M. Spring Rice vient d'être élu à Cambridge, mais à une petite majorité, ce qui ne plaît guère au ministère.
Sir Henry Halford, M. Dedel, la princesse de Lieven sont revenus émus, ravis, enivrés des brillantes journées d'Oxford pour la réception du duc de Wellington comme Chancelier de l'Université. Cette solennité était vraiment unique dans son genre; le caractère et le passé du duc de Wellington qui, il y a quatre ans encore, avait été lapidé à Oxford, pour avoir fait passer le Bill de l'émancipation des catholiques, la magnificence de la cérémonie, le nombre et la qualité des spectateurs, les traditions séculaires qui s'y sont reproduites, les émotions de tous, l'unanimité des applaudissements, enfin tout était remarquable et ne se renouvellera plus. Le duc de Cumberland, si généralement impopulaire, a trouvé là un bon accueil. Les idées religieuses anglicanes y dominaient; toutes les préventions personnelles disparaissent, devant les dangers dont l'Église est menacée, ce qui a fait juger avec faveur tous ceux que l'on croit disposés à la défendre. C'était moins le grand capitaine qu'on applaudissait dans le duc de Wellington que le défenseur de la foi.
Il est fâcheux qu'au milieu de la licence qu'on accorde, dans semblables occasions, aux étudiants, ils se soient permis de huer les noms de lord Grey et d'autres, qu'ils proféraient à haute voix, pour avoir ensuite le plaisir de les siffler. Le duc de Wellington a témoigné, chaque fois, que de telles manifestations lui déplaisaient; mais, malgré les signes d'improbation, elles se sont plusieurs fois reproduites.

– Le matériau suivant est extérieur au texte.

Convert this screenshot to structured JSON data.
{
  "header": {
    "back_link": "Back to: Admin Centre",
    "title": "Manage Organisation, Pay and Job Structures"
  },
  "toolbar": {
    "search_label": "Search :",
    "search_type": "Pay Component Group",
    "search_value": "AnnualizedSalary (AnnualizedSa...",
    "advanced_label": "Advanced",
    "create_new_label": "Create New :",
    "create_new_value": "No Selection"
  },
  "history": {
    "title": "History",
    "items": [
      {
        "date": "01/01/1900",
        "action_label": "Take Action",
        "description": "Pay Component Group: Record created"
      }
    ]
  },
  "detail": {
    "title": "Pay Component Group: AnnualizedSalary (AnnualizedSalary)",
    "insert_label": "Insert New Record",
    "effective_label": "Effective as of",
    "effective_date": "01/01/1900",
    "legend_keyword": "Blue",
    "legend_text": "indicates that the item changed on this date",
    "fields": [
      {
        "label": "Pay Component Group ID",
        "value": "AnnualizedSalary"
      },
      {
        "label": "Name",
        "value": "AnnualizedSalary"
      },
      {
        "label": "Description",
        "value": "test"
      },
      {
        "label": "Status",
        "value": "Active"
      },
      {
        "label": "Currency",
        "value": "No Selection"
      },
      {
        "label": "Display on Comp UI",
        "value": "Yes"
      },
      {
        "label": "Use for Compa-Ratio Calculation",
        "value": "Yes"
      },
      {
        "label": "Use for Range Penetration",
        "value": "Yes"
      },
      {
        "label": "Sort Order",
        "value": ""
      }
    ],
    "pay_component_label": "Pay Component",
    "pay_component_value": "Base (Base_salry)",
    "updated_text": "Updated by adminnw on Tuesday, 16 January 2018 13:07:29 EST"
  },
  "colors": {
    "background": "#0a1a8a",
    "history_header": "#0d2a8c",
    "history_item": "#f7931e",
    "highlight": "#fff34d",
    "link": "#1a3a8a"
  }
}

On dit qu'au moment où le Duc a pris la main de lord Winchelsea, auquel il venait de donner le bonnet de docteur, le souvenir de leur ancien duel est venu à la pensée de tous, et que c'est là ce qui a provoqué le plus d'applaudissements. Ils ont été non moins vifs cependant, et plus touchants peut-être, lorsque lord Fitzroy-Somerset s'est approché du Duc, et que, ne pouvant lui offrir la main droite, perdue à Waterloo, ce fidèle ami et compagnon lui a tendu la gauche. Mais ce qui paraît avoir excité un enthousiasme inouï, et avoir fait retentir la salle d'un éclat extraordinaire et prolongé à l'infini, c'est la strophe d'une ode adressée au Duc qui finissait par deux vers dont voici le sens: «Quel est celui, qui, seul, a su résister à ce sombre et ténébreux génie, qui avait bouleversé le monde, et le vaincre? C'est toi, vainqueur à Waterloo.» Tout l'auditoire alors s'est levé spontanément, les cris, les pleurs, les acclamations ont été électriques, et comme disait Mme de Lieven, «le duc de Wellington peut mourir aujourd'hui et moi partir demain, car j'ai assisté à ce que j'ai vu de plus merveilleux dans les vingt-deux années que j'ai passées en Angleterre».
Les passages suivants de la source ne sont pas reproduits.